Above: Picture of a hunted Balinese tiger 1925 – Wikimedia Commons. In those days it was considered a nuisance.
Above: Bali 1975.
Bali is the island ringed in green to the right of the islands of Java (ringed in red) and Sumatra (ringed in blue). All three islands had their own subspecies of tiger. The Sumatran tiger still exists (just) while the Javan and Balinese tiger are extinct.
In the book Tiger bone & rhino horn: the destruction of wildlife for traditional Chinese …By Richard Ellis the author tells how the tiger on the relatively heavily populated neighbouring island of Java was simply treated as a nuisance. It got in the way and was eradicated. The same treatment was accorded the Bali tiger it seems.
I think it would be fair to say that what is happening to the Sumatran tiger today happened to the Bali tiger before becoming extinct to which one has to add the fact that in the early part of the 20th century sport hunting of tigers was commonplace and this was a major factor in its extirpation.
The Bali tiger was last positively observed on the west of the island in the 1930s.
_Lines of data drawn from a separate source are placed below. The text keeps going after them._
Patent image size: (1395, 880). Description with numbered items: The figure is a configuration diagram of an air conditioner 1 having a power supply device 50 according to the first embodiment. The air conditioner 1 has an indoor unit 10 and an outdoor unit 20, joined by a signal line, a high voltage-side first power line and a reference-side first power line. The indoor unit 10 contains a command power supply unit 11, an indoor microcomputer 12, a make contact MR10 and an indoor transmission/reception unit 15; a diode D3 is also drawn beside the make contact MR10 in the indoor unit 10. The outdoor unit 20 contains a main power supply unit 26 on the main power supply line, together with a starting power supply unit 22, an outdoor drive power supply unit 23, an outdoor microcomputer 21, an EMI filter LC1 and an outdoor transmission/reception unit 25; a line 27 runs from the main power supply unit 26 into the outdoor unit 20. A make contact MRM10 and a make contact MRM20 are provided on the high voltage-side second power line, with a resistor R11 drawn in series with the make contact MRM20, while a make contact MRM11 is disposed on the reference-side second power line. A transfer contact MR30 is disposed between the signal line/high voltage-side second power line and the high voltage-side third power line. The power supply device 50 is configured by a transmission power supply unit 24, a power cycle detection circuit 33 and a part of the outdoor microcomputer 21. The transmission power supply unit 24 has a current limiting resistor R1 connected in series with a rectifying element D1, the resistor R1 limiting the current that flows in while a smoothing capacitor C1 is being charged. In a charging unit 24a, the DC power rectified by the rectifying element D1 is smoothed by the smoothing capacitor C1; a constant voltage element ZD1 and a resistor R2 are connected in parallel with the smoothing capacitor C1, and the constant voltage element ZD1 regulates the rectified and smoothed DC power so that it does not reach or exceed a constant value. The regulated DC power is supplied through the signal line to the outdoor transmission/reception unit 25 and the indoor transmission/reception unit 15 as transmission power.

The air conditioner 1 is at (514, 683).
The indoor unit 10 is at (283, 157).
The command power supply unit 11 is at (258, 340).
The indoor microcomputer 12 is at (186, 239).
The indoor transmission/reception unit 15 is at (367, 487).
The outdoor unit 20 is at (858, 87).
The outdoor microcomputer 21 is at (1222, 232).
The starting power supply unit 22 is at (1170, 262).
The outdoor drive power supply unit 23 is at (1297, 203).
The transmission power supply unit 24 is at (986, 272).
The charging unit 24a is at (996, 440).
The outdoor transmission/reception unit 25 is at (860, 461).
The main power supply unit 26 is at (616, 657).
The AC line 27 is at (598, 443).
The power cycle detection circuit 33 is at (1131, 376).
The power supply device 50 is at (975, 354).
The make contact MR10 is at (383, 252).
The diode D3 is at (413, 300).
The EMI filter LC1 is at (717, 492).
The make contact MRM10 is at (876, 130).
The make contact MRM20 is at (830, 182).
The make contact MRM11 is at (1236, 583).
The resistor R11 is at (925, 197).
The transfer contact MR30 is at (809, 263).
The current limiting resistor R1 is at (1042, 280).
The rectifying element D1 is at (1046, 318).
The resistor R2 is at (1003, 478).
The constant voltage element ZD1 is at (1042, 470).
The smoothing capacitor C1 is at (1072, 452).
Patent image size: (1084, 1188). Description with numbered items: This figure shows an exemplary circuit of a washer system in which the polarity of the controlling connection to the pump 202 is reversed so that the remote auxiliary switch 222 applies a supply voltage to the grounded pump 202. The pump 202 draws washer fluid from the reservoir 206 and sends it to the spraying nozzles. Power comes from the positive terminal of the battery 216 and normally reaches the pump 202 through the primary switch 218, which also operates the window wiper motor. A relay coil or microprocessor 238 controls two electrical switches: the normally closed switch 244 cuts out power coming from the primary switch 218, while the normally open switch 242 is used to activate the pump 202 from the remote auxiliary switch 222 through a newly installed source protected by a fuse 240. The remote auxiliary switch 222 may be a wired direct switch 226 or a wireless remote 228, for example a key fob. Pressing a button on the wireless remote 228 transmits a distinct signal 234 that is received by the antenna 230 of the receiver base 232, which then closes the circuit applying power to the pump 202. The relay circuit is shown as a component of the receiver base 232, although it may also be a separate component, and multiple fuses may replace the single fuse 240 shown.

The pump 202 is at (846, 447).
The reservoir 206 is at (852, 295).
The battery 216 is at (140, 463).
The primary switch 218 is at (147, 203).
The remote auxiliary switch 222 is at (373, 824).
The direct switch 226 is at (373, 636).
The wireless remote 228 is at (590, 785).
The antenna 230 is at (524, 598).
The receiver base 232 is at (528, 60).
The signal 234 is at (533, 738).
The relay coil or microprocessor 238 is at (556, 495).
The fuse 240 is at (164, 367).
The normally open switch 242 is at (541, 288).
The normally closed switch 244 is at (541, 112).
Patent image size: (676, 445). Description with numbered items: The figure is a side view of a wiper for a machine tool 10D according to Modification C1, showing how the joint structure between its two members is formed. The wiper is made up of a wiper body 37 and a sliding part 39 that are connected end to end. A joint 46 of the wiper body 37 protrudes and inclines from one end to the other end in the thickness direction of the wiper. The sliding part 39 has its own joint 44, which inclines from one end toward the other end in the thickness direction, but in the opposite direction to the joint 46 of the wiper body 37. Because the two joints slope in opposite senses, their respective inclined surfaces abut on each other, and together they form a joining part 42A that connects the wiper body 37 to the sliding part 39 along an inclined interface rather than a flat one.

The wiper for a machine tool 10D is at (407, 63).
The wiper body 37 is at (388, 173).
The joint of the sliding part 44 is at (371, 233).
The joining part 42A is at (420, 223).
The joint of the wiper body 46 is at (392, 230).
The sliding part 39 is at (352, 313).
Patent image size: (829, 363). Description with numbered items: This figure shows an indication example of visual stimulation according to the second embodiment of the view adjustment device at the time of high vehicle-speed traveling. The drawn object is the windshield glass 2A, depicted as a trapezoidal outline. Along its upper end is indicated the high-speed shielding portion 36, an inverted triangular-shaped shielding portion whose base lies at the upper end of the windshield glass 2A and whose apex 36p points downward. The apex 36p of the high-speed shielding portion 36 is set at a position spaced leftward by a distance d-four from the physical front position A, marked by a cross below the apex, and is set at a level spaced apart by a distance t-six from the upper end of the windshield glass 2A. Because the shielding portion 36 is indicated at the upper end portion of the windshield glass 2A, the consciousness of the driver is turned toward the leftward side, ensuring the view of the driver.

The IUCN Red List says that the cause of the extinction was hunting, loss of prey and habitat. A national park was set up (Bali Barat National Park) in the early 1940s but it was too late.
The west cannot criticise the east for destroying forest and overseeing the loss of major wildlife. In England, for example, over the past 3,000 years the people deforested most of the country and killed most of the large wildlife leaving them extinct thousands of years ago (wild boar extinct by 1260). The English were ahead of the game when it comes to eradicating wild life!
There is very little written about this tiger subspecies, probably because it is extinct and because the subspecies on the neighbouring islands suffered or suffer the same fate.